Friday, November 11, 2005

Then there were three

It was on 1 November that we broke the story that BAE Systems was to close two former Royal Ordnance factories, one in Bridgwater, Somerset, the other in Chorley, Lancs, respectively the last UK manufacturer of military explosives and of “initiators”, the explosive charges used for igniting small-arms ammunition.

Apart from Christopher Booker, in The Sunday Telegraph, however, no national newspaper has picked up the story, and it has been left entirely to the specialist journals to fill in the details.

One such is this week's edition of DefenseNews which devotes the best part of a page to the story, under the headline, "No Boom in British Munitions", adding the strap "BAE's Move to Imports Leaves Just Three Domestic Plants".

And there we have the issue in a nutshell. When the government-owned factories were privatised in 1984, to become Royal Ordnance PLC, there were 37 factories in operation, ensuring Britain was entirely self-sufficient ammunition and explosives manufacture.

In April 1987, though, the business was acquired by BAE Systems in April 1987 for the knock-down price of £190 million, whence the company has been steadily closing down plants and moving production abroad, slowly withdrawing from a business that can trace its history back to the creation of the Royal Gunpowder Factory at Waltham Abbey in 1560 (with buildings remaining on the site until recently – illustrated above left. )

In August of this year, we pointed out how this steady disposal of assets was leaving us as a nation dangerously vulnerable, not least because we no longer have a domestic capability to manufacture the Army's assault rifles, and it is precisely this issue that DefenceNews picks up.

Ending production at the Bridgwater and Chorley sites, says the journal, means the Ministry of Defence’s only local ammunition supplier will depend on imports for the bulk of its key raw materials.
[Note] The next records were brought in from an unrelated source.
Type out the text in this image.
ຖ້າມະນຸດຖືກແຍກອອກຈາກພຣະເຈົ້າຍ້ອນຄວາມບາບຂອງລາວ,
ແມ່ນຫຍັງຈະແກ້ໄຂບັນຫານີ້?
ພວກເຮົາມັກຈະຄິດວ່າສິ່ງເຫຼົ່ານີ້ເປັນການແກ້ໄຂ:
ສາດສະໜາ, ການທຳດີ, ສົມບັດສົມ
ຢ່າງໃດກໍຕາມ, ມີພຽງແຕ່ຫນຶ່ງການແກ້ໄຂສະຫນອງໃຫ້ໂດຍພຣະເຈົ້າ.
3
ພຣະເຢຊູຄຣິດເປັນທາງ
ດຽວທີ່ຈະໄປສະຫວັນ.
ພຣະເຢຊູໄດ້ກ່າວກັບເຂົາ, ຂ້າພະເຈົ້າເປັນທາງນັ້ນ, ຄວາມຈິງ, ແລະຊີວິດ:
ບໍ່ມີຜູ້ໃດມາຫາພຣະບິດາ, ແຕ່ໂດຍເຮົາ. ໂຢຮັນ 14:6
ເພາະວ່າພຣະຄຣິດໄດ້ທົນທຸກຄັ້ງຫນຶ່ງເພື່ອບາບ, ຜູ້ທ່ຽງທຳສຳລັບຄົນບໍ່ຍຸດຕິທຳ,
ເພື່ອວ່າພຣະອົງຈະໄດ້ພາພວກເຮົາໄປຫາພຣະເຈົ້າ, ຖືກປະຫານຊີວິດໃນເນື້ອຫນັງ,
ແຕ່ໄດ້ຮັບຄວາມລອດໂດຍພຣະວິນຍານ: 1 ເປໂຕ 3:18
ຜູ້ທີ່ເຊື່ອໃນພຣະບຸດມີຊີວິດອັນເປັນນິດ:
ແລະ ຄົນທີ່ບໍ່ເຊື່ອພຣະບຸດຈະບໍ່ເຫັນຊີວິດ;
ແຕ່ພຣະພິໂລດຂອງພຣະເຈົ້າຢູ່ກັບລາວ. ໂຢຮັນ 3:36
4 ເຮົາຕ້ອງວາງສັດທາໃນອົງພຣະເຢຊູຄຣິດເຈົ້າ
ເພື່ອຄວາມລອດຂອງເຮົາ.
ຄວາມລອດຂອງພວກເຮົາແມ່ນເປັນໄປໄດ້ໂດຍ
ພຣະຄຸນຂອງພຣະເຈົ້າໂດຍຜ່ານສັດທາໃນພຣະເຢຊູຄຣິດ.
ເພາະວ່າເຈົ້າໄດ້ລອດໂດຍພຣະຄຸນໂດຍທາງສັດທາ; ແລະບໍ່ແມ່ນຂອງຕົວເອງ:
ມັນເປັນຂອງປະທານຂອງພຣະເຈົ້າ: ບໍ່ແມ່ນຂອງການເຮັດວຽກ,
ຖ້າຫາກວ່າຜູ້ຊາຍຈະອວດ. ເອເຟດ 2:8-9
From its heyday, BAE's munitions activities in Britain will be reduced to a rump operation comprising a medium- and large-caliber ammunition-filling facility at Glascoed, a small arms ammunition plant at Radway Green and a shell casing foundry at Birtley.

The contraction of the Royal Ordnance business has come despite the 1999 “Framework Partnering Agreement” between BAE and the MoD, where BAE undertook to supply the Army's ammunitions needs against a guaranteed minimum level of orders for 10 years. BAE has fulfilled its orders increasingly by importing materials, which last year totalled £20 million against only £1 million pounds in 2000

BAE is justifying its closure of the Bridgwater plant, saying production is only running at about 400 tons a year, against a plant capacity of 7,000 tons a year, and it has been losing money for years. It also claims that it has not decided where it will find a source for the materials, suggesting that it may buy from the US.
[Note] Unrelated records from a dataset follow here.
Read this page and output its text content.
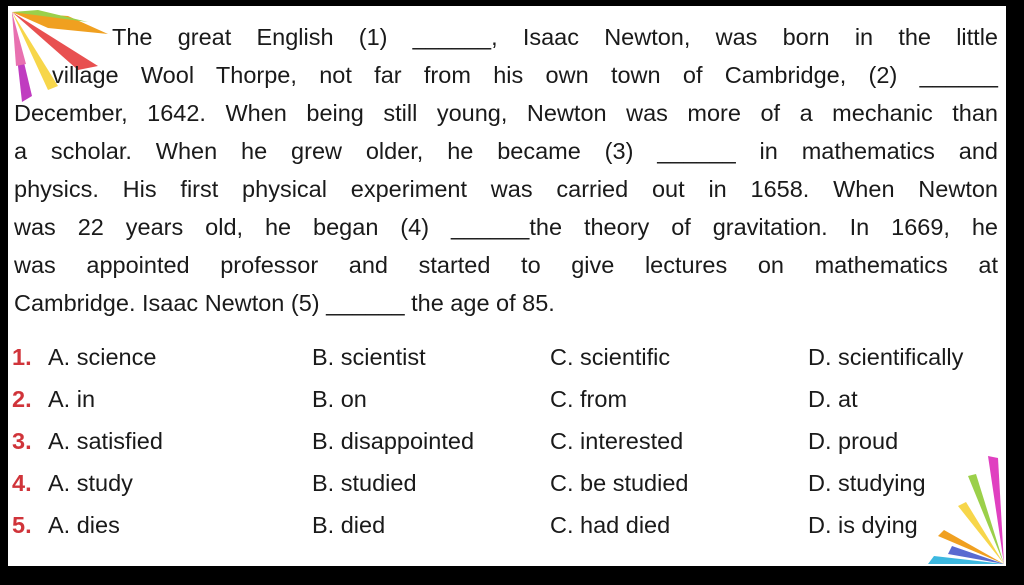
The great English (1) ______, Isaac Newton, was born in the little
village Wool Thorpe, not far from his own town of Cambridge, (2) ______
December, 1642. When being still young, Newton was more of a mechanic than
a scholar. When he grew older, he became (3) ______ in mathematics and
physics. His first physical experiment was carried out in 1658. When Newton
was 22 years old, he began (4) ______the theory of gravitation. In 1669, he
was appointed professor and started to give lectures on mathematics at
Cambridge. Isaac Newton (5) ______ the age of 85.
1. A. science	B. scientist	C. scientific	D. scientifically
2. A. in	B. on	C. from	D. at
3. A. satisfied	B. disappointed	C. interested	D. proud
4. A. study	B. studied	C. be studied	D. studying
5. A. dies	B. died	C. had died	D. is dying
However, on both counts, the company seems to be economical with the truth, as it has not revealed its tie-up with the French state-owned Societe Nationale des Poudres et Explosifs (SNPE). Nor has it mentioned its partnership with the French owned GIAT to produce the guns using the innovative "case telescoped ammunition" for the next generation of armoured vehicles – ammunition which will be manufactured in France.

DefenseNews also confirms that Bridgwater also supplies strategic material for Britain’s nuclear warhead program and a BAE spokesman said the “Atomic Weapons Establishment had contracted the company to manufacture a strategic stockpile of critical materials to support their long-term requirements.”

Where we are going to obtain these material is not yet clear, but we are already dangerously reliant on imports. Previous closures of the Bishopton propellant factory and Blackburn fuse plant saw the bulk of production replaced by imports from Germany. BAE imports propellants from Nitrochemie under a long-term partnership and fuses are supplied by Junghans.

Thus, with the latest closures, the bulk of four key ingredients for munitions manufacture will be imported to Glascoed for assembly into finished products, which has had Gerald Howarth, the Conservative Party’s shadow defense minister stating that "Security of supply is the critical issue here… We do not want to face a situation where UK forces are hobbled".

However, currently being undertaken by the MoD is a review of the Defence Industry Strategy (DIS), which is due to be completed by mid-December, when the list of materials which should be manufactured locally will be announced.

Pre-empting this review, however, the MoD has already indicated that the BAE closures fall outside the list of manufacturing capabilities it wishes to keep. A spokesman recently that although it was purely a commercial decision by BAE, the “decision was taken in the context of the sustainment strategy for munitions, which is part of the DIS.”

As we remarked earlier, this is utter madness but, what is doubly terrifying is that the media in general seems unable to grasp the importance of this issue, a situation where, at a critical time, the British Army could find itself unable to fight through ammunition supplies being withheld.